Review: Please Look After Mom

Book by Kyung-sook Shin

Please look after momA sort of antidote to Amy Chua’s churlish take on motherhood, Battle Hymn of the Tiger Mother, from earlier this year, Please Look After Mom, by leading South Korean novelist Kyung-sook Shin, has sold over a million copies since its release in 2008. While Chua, a Yale law prof, stresses the toughness of the stereotypical Asian mother, Shin’s novel probes the emotional investment and selflessness of a woman who gives so much of herself that she’s nearly obliterated: “Please take care of yourself,” she tells her son. “That is the only thing your mother wishes from you.” It’s an erasure of self that threatens to take with it even the mother’s secret life—a life as rich as it is feverishly hidden.

The tale of a rural woman in her 60s who mysteriously disappears at busy Seoul Station during a visit to her upwardly mobile children, Please Look After Mom is at once a masterpiece of sentimentality and the story of South Korea’s sometimes painful transition from an agrarian, war-torn nation to an economic powerhouse. It is at turns haunting, with an almost supernatural edge, and prosaic, with deliciously endless descriptions of red peppers ground in mortars for kimchi, salt cabbage and fermented soybean cake.
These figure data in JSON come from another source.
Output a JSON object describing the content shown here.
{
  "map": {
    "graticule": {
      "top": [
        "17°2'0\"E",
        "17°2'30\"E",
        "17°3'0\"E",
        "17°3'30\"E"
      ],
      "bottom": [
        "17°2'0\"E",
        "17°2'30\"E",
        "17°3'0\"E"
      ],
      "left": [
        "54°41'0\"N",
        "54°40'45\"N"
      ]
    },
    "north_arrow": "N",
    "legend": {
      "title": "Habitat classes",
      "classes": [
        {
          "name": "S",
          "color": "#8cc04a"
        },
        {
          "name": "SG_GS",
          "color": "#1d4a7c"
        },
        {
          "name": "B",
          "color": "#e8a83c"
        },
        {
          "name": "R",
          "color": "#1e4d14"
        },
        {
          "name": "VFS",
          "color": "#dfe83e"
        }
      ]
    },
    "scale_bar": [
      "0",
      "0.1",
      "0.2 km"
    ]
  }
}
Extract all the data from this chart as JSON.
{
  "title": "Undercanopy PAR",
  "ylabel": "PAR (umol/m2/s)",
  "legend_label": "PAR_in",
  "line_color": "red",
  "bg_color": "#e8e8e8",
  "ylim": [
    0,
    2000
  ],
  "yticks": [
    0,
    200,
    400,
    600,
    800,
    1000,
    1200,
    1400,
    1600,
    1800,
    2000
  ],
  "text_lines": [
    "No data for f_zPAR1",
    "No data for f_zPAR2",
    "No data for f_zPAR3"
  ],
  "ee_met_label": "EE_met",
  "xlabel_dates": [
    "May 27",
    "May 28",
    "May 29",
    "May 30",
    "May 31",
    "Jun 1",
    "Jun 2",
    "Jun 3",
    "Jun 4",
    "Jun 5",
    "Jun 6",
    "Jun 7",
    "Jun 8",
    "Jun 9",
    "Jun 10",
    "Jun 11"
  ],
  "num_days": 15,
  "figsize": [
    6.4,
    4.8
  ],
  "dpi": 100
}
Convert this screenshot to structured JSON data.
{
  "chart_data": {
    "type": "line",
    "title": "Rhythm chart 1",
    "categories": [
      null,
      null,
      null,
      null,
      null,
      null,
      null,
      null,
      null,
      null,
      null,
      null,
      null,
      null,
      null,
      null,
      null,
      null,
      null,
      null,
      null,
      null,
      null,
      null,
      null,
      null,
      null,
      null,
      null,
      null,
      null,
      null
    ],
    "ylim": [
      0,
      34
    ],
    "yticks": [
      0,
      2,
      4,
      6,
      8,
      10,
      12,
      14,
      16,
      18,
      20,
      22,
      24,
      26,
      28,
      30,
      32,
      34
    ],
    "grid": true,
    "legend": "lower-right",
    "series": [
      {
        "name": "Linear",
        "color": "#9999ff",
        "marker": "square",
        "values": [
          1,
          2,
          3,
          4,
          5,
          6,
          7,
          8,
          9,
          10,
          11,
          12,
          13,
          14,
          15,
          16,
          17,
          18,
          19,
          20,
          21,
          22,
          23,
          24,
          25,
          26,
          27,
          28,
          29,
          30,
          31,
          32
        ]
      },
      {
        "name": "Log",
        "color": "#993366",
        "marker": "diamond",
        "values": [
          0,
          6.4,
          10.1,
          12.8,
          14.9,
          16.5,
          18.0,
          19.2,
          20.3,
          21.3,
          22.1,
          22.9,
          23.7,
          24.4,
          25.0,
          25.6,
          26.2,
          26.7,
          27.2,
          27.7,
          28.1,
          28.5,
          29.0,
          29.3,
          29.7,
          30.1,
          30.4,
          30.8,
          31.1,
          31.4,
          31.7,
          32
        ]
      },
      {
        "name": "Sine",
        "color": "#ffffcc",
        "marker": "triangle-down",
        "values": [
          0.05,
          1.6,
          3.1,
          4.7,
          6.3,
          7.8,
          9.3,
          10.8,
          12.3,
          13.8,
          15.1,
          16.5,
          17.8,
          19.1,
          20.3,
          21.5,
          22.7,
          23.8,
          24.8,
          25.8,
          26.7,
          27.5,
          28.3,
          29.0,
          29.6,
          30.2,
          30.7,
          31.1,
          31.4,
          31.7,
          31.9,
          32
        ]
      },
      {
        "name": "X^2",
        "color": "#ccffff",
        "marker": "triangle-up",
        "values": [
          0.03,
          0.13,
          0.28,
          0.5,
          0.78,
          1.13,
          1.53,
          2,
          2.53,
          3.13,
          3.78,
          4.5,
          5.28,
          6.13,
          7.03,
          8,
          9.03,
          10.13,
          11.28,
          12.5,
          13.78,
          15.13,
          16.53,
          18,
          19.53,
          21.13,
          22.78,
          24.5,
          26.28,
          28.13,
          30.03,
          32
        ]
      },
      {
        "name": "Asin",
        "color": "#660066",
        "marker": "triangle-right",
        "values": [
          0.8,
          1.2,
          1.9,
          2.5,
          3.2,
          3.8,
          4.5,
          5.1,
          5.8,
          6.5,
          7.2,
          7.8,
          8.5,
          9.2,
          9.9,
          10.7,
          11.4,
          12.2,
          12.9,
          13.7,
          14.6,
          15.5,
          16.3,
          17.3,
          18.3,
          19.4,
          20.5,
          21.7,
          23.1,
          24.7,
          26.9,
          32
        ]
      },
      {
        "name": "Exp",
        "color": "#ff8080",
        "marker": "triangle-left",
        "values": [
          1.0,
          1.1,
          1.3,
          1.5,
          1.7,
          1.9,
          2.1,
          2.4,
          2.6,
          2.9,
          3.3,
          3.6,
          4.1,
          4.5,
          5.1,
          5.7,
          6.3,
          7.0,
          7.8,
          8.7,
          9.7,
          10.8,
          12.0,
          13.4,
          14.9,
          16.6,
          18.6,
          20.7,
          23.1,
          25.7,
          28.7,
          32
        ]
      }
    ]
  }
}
Told over five chapters using four different voices—one of them a middle-aged female novelist who holds more than just a passing resemblance to Shin herself—the novel distills its missing central character down to a series of warm, sometimes heart-wrenching vignettes, coloured by the guilt of the shifting narrators. As her children scour the streets of Seoul for their inexplicably vanished mother, they begin hearing reports of a confused, dishevelled woman wearing the same blue sandals she’d worn years before, suffering the same old wound to her foot, walking aimlessly through their old Seoul neighbourhoods. By the end of the book, in a masterful combination of South Korean folk tale and Western spirituality, an epiphany experienced by the novelist daughter completes Mom’s transformation entirely.